The behind the scenes creative process to achieve this incredible YA fantasy cover design – Demons at the Doorstep
Guest post by Tellwell designer Tara Price
Demons at the Doorstep is a young adult urban fantasy. Written by Rachael Bell-Irving, the story follows Jessica, a witch who must team up with her mortal enemy to stop mutated demons from destroying her city. Hard copies and eBooks are now available on Amazon, Barnes and Noble and Chapters Indigo.
Why did you choose this cover as a monthly focus?

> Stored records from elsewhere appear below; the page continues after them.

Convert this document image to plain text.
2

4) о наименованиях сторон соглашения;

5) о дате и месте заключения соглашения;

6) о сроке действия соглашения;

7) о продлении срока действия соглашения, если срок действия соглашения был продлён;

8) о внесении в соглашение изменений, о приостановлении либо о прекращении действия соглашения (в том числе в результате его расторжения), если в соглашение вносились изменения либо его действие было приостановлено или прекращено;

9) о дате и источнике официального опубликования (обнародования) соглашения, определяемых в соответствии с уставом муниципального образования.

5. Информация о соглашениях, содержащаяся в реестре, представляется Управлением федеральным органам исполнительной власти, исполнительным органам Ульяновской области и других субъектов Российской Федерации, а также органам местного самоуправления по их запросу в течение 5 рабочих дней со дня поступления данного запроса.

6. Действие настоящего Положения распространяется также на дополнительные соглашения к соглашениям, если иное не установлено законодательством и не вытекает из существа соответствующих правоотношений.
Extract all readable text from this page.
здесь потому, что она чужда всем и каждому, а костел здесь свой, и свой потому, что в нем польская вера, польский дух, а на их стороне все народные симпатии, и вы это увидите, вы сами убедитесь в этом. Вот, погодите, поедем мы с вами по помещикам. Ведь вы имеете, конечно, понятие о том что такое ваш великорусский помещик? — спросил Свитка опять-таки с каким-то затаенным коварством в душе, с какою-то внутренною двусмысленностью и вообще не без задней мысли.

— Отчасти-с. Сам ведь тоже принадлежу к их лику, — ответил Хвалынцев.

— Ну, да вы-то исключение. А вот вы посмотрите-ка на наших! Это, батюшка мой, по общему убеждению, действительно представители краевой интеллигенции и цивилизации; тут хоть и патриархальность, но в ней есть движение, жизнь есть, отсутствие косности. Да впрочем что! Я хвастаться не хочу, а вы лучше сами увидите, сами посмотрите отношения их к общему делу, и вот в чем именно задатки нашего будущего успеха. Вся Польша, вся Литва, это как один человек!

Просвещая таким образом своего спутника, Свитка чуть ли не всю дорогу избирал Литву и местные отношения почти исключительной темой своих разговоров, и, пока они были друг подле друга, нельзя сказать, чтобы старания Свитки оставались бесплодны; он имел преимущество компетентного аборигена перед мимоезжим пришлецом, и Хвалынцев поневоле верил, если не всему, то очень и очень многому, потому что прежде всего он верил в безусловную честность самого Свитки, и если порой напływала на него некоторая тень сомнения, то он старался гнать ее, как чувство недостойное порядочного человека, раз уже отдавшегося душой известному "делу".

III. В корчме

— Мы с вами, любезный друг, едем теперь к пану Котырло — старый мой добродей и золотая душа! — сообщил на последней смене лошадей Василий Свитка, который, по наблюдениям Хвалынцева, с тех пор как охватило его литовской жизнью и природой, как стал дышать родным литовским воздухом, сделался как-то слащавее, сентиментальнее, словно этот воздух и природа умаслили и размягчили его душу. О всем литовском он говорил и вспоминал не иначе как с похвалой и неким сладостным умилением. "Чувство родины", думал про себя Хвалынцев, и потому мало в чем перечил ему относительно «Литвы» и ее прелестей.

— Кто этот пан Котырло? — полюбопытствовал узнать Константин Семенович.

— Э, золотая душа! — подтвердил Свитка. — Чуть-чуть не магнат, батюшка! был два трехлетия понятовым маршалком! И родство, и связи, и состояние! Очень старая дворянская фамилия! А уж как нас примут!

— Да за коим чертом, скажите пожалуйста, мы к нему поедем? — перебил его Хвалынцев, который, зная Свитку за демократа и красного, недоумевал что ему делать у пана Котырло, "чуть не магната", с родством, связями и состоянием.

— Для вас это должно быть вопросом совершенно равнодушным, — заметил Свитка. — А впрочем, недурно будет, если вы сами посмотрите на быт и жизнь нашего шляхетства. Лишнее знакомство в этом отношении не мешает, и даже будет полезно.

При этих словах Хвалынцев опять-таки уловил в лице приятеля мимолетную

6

This was a book that I started working on at the end of last year that wrapped up mid-April. It was a little out of our normal process because it required a custom illustration. A lot of the time, the cover is either done first or designed in tandem with the interior. For this one the interior was formatted well before the illustration was done. I had an initial idea of what I wanted for the title, but I knew that it may change drastically when the cover was on my plate. However, once I saw this amazing image, I was able to work in the title surprisingly well, with only minor re-working on spacing.
What inspired you to create this cover? What was the inspiration behind your font choice?
This cover was built around the illustration done for the author. So it came with its own starting off point. My main input on the cover was type choice. For that I went with a font called Turquoise. The reason I chose this font was the almost evil undertones and extensive glyph library. The swoop on the N, the roundness of the E and the symbol in the O were particularly nice.
What was the most challenging aspect of creating this piece?
Actually, this cover was a breeze to create. Because it came with a great illustration that completely conveyed its meaning, I didn’t have to spend time looking for images that may or may not work as well. I think the biggest challenge would have been figuring out title font and layout without knowing what space I had to work with. I really love books that take the custom illustration route, because it adds a much-needed uniqueness.
Did you use any interesting techniques in creating this cover?
The title treatment started out as a black and white vector in Adobe Illustrator. Once done, I placed it on top of the image within Photoshop, adding a gradient in a yellow colour, sampled from the image, added a bit of a drop shadow, and used a layer mask to hide parts of the title around the horns.
What was your favourite aspect of the cover?
The vibrantly intense colour palette. I love how the red, yellow and purples play off each other. I really can’t wait to see what’s in store for book 2.